EPA Urged to Ban Spraying of Antimicrobial Drugs on US Food Crops Amid Resistance Fears

A newly filed regulatory appeal from multiple public health and agricultural labor coalitions is calling for the Environmental Protection Agency to stop allowing the spraying of antibiotics on food crops across the America, highlighting antibiotic-resistant proliferation and illnesses to agricultural workers.

Farming Industry Applies Large Quantities of Antibiotic Crop Treatments

The crop production applies about 8 million pounds of antibiotic and antifungal chemicals on American food crops every year, with many of these chemicals banned in other nations.

“Annually US citizens are at increased risk from dangerous bacteria and illnesses because pharmaceutical drugs are sprayed on plants,” said Nathan Donley.

Antibiotic Resistance Creates Significant Public Health Risks

The widespread application of antibiotics, which are essential for addressing medical conditions, as agricultural chemicals on produce jeopardizes population health because it can lead to antibiotic-resistant pathogens. In the same way, overuse of antifungal agent treatments can lead to fungal diseases that are less treatable with present-day medical drugs.

  • Treatment-resistant infections impact about 2.8 million Americans and lead to about 35,000 fatalities per year.
  • Regulatory bodies have linked “therapeutically critical antimicrobials” approved for pesticide use to antibiotic resistance, increased risk of bacterial illnesses and elevated threat of antibiotic-resistant staph.

Environmental and Public Health Effects

Meanwhile, eating chemical remnants on food can disrupt the human gut microbiome and raise the risk of persistent conditions. These substances also pollute drinking water supplies, and are considered to damage insects. Often low-income and minority farm workers are most exposed.

Frequently Used Antibiotic Pesticides and Industry Practices

Growers spray antimicrobials because they kill bacteria that can harm or destroy plants. Among the most common agricultural drugs is a common antibiotic, which is commonly used in healthcare. Data indicate approximately 125k lbs have been applied on American produce in a one year.

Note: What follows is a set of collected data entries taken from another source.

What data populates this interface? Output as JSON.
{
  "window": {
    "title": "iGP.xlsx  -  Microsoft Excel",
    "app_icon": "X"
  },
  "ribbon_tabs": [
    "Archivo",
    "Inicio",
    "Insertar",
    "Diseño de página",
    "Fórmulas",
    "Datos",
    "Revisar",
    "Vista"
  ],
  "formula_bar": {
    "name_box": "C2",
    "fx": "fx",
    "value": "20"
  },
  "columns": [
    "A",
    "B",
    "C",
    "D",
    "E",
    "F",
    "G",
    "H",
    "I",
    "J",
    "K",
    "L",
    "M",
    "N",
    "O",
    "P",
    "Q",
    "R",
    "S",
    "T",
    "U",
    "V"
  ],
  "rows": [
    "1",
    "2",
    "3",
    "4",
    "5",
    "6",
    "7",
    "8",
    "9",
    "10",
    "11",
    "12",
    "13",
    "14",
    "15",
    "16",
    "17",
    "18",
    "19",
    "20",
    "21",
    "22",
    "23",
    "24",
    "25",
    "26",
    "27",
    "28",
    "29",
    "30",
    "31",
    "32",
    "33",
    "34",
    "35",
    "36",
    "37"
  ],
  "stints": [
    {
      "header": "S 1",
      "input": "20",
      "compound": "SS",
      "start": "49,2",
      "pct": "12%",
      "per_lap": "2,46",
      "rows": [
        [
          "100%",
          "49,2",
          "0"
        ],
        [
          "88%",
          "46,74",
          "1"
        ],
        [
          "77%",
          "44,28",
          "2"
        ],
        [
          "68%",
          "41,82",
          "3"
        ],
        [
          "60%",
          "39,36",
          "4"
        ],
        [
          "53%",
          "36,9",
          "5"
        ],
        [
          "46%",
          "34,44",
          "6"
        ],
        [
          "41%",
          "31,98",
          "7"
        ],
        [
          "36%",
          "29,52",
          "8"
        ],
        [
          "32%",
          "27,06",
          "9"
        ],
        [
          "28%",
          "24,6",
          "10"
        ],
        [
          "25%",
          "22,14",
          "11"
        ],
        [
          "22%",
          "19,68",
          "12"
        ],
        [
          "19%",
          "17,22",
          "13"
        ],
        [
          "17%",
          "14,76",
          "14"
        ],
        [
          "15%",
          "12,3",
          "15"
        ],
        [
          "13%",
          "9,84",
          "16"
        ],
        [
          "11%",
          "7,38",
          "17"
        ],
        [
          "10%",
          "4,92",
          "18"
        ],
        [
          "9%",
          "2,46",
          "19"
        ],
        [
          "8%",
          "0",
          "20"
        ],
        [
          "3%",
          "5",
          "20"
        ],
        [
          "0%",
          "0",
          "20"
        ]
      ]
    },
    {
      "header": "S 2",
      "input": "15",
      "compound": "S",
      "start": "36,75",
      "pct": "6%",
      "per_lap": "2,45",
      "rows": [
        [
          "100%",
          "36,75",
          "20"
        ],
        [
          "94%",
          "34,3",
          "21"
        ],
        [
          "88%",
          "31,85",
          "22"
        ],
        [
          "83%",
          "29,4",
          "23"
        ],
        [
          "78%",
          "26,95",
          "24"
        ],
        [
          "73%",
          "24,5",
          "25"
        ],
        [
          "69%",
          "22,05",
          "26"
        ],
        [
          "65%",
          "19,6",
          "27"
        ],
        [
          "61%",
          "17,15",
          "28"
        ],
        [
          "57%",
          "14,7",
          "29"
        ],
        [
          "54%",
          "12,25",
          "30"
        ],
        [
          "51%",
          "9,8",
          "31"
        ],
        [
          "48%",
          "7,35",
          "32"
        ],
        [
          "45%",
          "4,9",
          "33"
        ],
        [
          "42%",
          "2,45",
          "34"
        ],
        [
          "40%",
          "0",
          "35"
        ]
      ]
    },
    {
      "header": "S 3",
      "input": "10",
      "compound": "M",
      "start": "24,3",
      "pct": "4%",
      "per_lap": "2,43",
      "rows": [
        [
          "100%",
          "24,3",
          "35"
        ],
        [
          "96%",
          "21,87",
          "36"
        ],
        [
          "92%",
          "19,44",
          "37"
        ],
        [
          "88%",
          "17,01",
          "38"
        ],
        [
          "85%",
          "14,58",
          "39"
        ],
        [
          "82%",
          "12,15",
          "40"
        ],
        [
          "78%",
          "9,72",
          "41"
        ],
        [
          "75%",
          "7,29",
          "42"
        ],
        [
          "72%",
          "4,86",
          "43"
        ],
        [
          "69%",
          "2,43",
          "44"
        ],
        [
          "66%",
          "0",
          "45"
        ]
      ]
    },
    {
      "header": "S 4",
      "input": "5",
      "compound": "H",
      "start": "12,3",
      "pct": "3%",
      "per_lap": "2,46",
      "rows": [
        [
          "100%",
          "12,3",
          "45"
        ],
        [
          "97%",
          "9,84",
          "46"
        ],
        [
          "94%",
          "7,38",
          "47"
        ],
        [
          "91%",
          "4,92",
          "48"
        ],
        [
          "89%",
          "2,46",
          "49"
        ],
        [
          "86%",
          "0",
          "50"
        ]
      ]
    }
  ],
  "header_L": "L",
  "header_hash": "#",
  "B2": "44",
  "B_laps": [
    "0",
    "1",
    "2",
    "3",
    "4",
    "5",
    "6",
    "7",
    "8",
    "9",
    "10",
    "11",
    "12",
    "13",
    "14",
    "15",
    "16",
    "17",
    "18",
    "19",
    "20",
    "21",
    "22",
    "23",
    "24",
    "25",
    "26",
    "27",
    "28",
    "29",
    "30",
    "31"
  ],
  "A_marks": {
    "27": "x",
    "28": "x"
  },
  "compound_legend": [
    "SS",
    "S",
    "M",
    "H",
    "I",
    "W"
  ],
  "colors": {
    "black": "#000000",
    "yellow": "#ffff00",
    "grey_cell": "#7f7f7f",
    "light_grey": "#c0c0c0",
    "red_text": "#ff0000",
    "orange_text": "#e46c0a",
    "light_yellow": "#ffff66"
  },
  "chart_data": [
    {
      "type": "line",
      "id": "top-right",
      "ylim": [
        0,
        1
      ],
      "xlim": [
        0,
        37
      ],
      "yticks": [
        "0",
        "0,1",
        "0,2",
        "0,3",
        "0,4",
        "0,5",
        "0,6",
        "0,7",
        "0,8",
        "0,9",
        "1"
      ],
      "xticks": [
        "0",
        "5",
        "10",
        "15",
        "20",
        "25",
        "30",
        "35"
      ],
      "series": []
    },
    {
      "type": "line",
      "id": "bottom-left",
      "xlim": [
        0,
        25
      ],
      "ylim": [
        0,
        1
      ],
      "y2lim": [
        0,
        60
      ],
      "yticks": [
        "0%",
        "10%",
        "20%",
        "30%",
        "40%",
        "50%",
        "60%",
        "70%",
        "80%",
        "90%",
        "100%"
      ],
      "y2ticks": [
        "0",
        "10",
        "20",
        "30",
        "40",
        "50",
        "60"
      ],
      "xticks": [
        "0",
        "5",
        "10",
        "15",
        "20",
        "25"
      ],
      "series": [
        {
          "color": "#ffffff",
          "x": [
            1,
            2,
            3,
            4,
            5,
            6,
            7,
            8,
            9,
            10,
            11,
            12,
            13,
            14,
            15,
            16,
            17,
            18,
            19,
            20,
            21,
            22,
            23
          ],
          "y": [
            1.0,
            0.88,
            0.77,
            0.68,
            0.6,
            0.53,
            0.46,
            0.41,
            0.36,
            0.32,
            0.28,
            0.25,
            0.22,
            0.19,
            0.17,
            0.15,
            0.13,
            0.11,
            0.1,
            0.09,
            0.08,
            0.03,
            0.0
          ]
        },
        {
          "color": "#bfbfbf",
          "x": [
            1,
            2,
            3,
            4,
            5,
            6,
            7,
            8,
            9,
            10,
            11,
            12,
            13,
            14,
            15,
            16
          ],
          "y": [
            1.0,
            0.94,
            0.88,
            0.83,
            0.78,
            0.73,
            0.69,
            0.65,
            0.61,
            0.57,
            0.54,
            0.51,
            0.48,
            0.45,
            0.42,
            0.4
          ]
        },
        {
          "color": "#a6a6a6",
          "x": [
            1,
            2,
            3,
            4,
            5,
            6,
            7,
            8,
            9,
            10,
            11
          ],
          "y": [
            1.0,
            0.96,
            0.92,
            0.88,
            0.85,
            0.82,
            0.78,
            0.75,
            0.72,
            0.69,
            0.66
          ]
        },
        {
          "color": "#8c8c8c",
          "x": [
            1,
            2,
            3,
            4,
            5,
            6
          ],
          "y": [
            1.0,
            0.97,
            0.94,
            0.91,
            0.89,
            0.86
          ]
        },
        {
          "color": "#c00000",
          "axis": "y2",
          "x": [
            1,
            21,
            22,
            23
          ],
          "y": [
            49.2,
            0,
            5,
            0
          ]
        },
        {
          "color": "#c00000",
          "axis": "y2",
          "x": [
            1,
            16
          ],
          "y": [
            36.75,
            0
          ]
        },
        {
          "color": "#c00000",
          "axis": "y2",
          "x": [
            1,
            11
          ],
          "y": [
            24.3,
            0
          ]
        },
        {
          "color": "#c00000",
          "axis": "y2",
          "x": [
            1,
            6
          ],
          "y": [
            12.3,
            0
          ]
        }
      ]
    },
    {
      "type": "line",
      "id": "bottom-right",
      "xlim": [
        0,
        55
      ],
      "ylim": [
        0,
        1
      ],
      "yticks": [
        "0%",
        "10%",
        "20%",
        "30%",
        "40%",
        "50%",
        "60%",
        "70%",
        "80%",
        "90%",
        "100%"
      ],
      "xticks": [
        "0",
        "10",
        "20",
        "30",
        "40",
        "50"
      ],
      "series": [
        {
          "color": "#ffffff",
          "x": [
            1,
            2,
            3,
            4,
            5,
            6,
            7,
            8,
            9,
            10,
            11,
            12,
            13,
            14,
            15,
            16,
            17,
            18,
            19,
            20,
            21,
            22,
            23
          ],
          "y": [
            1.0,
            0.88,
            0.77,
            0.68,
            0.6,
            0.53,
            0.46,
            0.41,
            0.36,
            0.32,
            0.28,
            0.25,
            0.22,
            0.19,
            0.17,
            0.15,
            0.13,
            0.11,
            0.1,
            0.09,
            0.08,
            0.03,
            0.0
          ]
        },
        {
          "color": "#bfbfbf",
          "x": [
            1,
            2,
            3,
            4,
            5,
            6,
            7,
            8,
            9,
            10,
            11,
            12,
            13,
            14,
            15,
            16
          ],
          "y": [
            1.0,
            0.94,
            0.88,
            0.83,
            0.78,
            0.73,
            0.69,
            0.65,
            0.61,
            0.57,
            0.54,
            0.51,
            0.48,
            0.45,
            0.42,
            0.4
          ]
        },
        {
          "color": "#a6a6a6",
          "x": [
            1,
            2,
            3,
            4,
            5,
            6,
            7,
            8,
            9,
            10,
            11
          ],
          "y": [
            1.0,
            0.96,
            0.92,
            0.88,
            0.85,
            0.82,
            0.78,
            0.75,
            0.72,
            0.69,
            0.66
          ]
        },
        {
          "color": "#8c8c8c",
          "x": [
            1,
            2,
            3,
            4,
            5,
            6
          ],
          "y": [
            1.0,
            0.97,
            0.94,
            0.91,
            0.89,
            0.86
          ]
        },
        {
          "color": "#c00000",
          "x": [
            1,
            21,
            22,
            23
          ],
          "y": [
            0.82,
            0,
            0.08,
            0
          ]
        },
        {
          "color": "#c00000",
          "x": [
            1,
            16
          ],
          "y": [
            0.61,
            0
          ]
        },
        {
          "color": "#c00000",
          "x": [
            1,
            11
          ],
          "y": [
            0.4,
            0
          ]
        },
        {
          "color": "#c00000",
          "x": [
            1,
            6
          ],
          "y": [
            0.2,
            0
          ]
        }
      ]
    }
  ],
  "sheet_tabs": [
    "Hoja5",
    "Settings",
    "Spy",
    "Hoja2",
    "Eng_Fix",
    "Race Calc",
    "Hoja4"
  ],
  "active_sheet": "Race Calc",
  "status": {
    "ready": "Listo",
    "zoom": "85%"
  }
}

Citrus Industry Pressure and Government Action

The formal request is filed as the EPA encounters urging to widen the use of medical antimicrobials. The citrus plant illness, carried by the Asian citrus psyllid, is severely affecting orange groves in Florida.

“I recognize their urgent need because they’re in difficult circumstances, but from a public health standpoint this is absolutely a no-brainer – it cannot happen,” the expert commented. “The fundamental issue is the significant issues caused by using human medicine on produce significantly surpass the farming challenges.”

Alternative Approaches and Long-term Prospects

Specialists recommend simple farming steps that should be tested before antibiotics, such as planting crops further apart, developing more disease-resistant strains of produce and detecting infected plants and rapidly extracting them to prevent the infections from spreading.

The formal request allows the EPA about half a decade to act. In the past, the agency outlawed a chemical in answer to a similar formal request, but a court reversed the EPA’s ban.

The organization can implement a restriction, or must give a reason why it won’t. If the Environmental Protection Agency, or a future administration, does not act, then the organizations can sue. The process could last more than a decade.

“We’re playing the long game,” the expert remarked.
Mary Smith
Mary Smith

A passionate writer and digital strategist with over a decade of experience in content creation and brand storytelling.